Eileen O'Reilly, MD
Oncologists might be able to have another—and efficient and benefical—tool in their armamentarium of agents for the treatment of patients with newly diagnosed, metastatic pancreatic cancer. That is, if researchers are able to understand the road blocks of immunotherapy in this patient population, explains Eileen O'Reilly, MD, the associate director for Cinical Research, David M. Rubenstein Center for Pancreatic Cancer Research, Memorial Sloan Kettering Cancer Center.
In an interview with OncLive
, O'Reilly, discusses optimal sequencing of therapies for patients with pancreatic cancer, what potential immunotherapy has in the field, and whether the microenvironments and immune privilege within the malignancy should be understood.
OncLive: What are some factors to determine whether a patient with newly diagnosed, metastatic pancreatic cancer is going to respond better on certain therapies versus others?
: I recently gave a talk on what the optimal treatment is for frontline therapy for patients with newly diagnosed, metastatic pancreas cancer. I weighed the different choices of FOLFIRINOX or gemcitabine and nab-paclitaxel, and why one would choose one as opposed to the other.
I think this is a really practical question that faces oncologists everyday, and I think the first thing to note is that we have choices. For a long time, we didn't in this disease, so choices are a positive thing. Patient preferences are a consideration, as for some, the idea of being hooked up to a port and an infusion pump and getting treatment at home isn't so attractive, and for others, issues of alopecia for treatment is a concern. Comorbidities are a factor in terms of selection choice, whether a person has peripheral neuropathy, etc. Performance status is critical. We know that that's been reproducibly shown to impact outcomes, as has independent prognostic values, but it also predicts for treatment tolerability. Therefore, that's important.
Increasingly in pancreas cancer now that we do have choices, and we have even second-line therapies, what is coming to mind is if we should be informing our initial treatment choice by the available options in the second line. Treatment sequencing is a consideration. Pertinent these days is the issue of cost, and whether that should be a factor. It's probably not something that we routinely take into consideration, but like every aspect of medicine, it's becoming more integrated in our thinking and perhaps increasingly part of the decision-making in terms of the cost of drugs and cost of toxicities, as well as quality of life impacts.

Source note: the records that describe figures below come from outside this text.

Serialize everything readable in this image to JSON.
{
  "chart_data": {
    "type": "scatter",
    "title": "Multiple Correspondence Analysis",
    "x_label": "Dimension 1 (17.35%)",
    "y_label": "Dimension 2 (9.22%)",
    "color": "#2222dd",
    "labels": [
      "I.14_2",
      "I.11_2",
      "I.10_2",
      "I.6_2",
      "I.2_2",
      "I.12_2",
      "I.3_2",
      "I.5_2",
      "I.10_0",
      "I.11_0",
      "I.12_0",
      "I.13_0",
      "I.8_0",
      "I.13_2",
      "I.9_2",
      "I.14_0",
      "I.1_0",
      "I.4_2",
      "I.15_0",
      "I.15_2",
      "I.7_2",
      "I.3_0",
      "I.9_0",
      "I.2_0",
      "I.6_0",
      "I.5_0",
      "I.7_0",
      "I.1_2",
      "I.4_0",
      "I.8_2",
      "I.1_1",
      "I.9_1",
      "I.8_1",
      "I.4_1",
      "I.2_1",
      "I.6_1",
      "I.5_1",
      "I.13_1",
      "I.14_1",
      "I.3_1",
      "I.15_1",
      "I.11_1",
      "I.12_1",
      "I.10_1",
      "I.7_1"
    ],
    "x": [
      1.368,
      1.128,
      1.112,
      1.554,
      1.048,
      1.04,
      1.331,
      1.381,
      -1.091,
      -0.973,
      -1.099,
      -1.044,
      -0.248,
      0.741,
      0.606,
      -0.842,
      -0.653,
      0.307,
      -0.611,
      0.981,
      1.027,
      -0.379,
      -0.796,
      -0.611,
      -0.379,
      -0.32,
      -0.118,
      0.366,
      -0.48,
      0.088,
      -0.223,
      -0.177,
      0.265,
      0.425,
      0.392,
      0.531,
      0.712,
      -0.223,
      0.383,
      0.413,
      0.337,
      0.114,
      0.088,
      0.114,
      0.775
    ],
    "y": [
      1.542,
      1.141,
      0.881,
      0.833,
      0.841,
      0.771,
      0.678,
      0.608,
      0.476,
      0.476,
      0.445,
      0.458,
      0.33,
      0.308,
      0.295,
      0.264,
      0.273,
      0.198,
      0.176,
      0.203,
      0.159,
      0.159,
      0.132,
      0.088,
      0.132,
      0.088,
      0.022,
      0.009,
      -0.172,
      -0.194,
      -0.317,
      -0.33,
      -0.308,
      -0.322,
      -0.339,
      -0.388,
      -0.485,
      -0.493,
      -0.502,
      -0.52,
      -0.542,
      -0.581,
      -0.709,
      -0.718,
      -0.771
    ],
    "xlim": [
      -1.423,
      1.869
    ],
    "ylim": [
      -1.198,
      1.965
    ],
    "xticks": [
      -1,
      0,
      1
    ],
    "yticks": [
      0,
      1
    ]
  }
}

All of those factors I think are approaches that we want to be cognizant of as we select an initial choice of therapy.
What is the most common way to go about treating metastatic pancreatic cancer? Will this change over the next 5 or 10 years?
We're certainly hopeful and optimistic that the future will change. In 2016, we have a few choices, and I think an upfront clinical trial is always a consideration for a patient with good performance status. Standard choices for patients with good performance status would be FOLFIRINOX or gemcitabine/nab-paclitaxel. A not uncommon situation for a patient with a less favorable performance status is single-agent gemcitabine, or perhaps gemcitabine plus capecitabine given that there are data supporting that regimen in metastatic disease, and even now some data in the adjuvant setting supporting that. I think, high up on the list, is a trial when possible.